If you have visited some of California's great eco-tourism sites--its wetlands, you know that they are entertaining places at minimum. But they serve a larger purpose in the scheme of things. While cities and regions tout their wetlands as attractions and points of interest to get tourists to visit and spend money on hotel rooms, only 9% of wetlands remain that encompassed California no more than 200 years ago.


Wetlands, a part of ecotourism, is now bundled into a package called "green" that includes green hotels, green festivals, recycling, and many other causes. The word "ecotourism" once was the most popular buzzword equating to wetlands, bird watching, and other similar activities. It has been replaced to some extent, but hopefully the diminishing wetlands in California will not.
 

Historically five million acres of wetlands existed in California, mostly in the Central Valley. Today less than 450,00 acres remain. The surviving wetlands support more than 60% of the Pacific Flyway's waterfowl. About 55% of California's wetlands are one and maintained by private interests.  California has lost over 90% of its wetlands in a 200 year period, and 60%  of wetlands have been destroyed internationally in the past century.
 

Recent conferences surrounding the themes of wetlands  include a meeting last year comprised of 700 scientists from 28 nations. They  met for the INTECOL International Wetlands Conference.  One of the more alarming presentations and data pointed to what could amount to a carbon bomb released into the atmosphere as wetlands disappear.

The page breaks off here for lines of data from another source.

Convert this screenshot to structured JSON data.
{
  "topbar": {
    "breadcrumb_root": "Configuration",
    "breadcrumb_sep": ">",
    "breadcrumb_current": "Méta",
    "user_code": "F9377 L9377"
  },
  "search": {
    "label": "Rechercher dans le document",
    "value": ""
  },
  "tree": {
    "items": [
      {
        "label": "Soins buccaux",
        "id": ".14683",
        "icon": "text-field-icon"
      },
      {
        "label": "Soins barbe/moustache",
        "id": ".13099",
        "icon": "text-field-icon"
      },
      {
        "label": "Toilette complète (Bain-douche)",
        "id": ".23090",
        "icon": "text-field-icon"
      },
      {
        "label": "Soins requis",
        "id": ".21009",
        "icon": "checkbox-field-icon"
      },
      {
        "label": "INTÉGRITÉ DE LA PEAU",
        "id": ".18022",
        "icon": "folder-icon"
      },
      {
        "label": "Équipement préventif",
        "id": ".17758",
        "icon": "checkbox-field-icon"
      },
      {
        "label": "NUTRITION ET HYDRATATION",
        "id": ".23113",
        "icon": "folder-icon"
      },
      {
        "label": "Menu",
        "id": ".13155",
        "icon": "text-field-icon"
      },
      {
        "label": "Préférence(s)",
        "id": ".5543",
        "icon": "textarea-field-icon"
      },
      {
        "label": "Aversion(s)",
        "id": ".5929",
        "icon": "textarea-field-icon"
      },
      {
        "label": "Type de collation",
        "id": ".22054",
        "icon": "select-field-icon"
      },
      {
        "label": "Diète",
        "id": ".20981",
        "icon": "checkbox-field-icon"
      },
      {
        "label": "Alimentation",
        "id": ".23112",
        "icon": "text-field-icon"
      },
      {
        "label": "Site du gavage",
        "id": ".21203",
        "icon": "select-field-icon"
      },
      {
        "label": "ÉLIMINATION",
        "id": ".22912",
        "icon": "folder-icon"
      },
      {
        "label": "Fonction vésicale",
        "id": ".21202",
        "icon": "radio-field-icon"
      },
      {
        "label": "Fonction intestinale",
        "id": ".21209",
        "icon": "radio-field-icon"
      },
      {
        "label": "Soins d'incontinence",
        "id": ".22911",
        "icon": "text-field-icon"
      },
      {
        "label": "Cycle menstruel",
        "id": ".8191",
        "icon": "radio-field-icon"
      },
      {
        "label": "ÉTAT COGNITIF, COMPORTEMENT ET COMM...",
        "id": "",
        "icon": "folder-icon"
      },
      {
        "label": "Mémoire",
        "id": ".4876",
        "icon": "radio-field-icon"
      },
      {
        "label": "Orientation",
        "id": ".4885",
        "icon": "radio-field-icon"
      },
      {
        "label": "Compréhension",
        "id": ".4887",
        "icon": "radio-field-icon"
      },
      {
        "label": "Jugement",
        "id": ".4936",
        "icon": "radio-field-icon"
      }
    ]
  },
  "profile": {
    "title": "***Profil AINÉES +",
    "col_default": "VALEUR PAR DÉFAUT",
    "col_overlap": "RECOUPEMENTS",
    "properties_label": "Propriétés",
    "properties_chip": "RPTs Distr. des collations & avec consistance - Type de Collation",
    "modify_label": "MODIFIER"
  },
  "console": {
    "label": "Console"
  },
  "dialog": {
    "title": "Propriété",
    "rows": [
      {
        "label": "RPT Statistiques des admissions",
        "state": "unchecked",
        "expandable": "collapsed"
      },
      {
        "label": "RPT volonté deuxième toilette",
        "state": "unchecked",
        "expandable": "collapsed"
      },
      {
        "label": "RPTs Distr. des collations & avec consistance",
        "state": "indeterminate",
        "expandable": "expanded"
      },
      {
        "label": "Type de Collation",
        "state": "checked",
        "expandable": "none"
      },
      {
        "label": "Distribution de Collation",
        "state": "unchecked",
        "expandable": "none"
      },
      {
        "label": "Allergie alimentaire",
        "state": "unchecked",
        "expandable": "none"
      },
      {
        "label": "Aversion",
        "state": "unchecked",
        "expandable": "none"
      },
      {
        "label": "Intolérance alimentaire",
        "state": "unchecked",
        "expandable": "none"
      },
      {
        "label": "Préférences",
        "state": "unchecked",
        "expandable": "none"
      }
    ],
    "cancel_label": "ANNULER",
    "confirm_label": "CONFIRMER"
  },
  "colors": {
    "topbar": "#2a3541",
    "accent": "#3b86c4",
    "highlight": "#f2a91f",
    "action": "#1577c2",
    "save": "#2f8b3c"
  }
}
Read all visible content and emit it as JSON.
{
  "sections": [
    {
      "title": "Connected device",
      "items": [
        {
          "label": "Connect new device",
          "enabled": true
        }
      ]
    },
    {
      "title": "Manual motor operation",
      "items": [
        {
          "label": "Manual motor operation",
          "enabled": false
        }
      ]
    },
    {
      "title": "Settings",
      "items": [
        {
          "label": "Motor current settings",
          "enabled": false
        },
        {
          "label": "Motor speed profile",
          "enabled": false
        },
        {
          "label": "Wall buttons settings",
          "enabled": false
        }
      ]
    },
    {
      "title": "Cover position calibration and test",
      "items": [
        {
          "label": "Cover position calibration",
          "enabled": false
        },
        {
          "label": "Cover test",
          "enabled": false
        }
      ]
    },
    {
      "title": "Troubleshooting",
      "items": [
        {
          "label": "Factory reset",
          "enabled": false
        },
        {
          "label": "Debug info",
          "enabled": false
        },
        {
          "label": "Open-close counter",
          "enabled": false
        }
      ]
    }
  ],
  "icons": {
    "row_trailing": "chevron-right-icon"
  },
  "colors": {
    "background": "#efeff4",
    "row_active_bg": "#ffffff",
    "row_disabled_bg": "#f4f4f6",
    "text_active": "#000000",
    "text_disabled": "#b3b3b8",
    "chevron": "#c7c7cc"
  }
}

Wetlands contain 771 billion tons of greenhouse gases, one-fifth of all the carbon on Earth and about the same amount of carbon as is now in the atmosphere. If all the wetlands on the planet released the carbon they hold, it would contribute powerfully to a climate-warming greenhouse effect that would amount to a carbon bomb. Accounting  for 6 percent of Earth's land surface and 20% of its carbon, wetlands produce 25% of the world's food, purify water, and act as buffers against coastal storms.


In California, one of the most critical problems confronting waterfowl in the Pacific Flyway occurs on the winterering grounds with conversion of wetlands to agricultural uses. Approx. 200,000 acres of land are protected in California as National Wildlife Refuges and State Wildlife Management Areas. State and federal areas account for nearly 45% of the wetlands in California, with the balance maintained by private landowners.
 

The good news is that wetlands are one of the cheapest, most important investments acting as natural buffers to coastal cities. It's cheaper to maintain them than to try to re-introduce them.


The bad news is that recent studies of wetlands replacement in California examined efforts to mitigate wetlands loss and found that often the lands set aside provided diminished or little value over a five year period of examination.  In San Francisco Bay - Delta region, of the 29 mitigation projects evaluated, only one was judged to have very high value. 13 projects were judged average or slightly above or below average. Six projects were judged well below average, two were judged to have low value, and two projects were judged to have no habitat value. Although the goal of  “no net loss of acreage” was being met in the Bay-Delta region, the mitigation projects were not replacing in-kind habitat values.


In Orange County the riparian habitat losses caused by 40 projects were more than compensated for, with 256 acres of mitigation required for 240 acres of impacts. Based on acres alone, all 256 acres of required mitigation were considered successful. Based on permit conditions, only 143 acres (just over half) successfully met their permit conditions, and 41 acres failed to comply with any of the permit conditions. Sites that achieved compliance success did not attain ecological success, however. From a functional perspective, 0 acres were successful, 15 acres were partially successful, and 241 acres were a failure. While requirements for replacement of wetlands land with equal parcels look good on the books, they don't necessarily offer the value of providing functioning wetlands.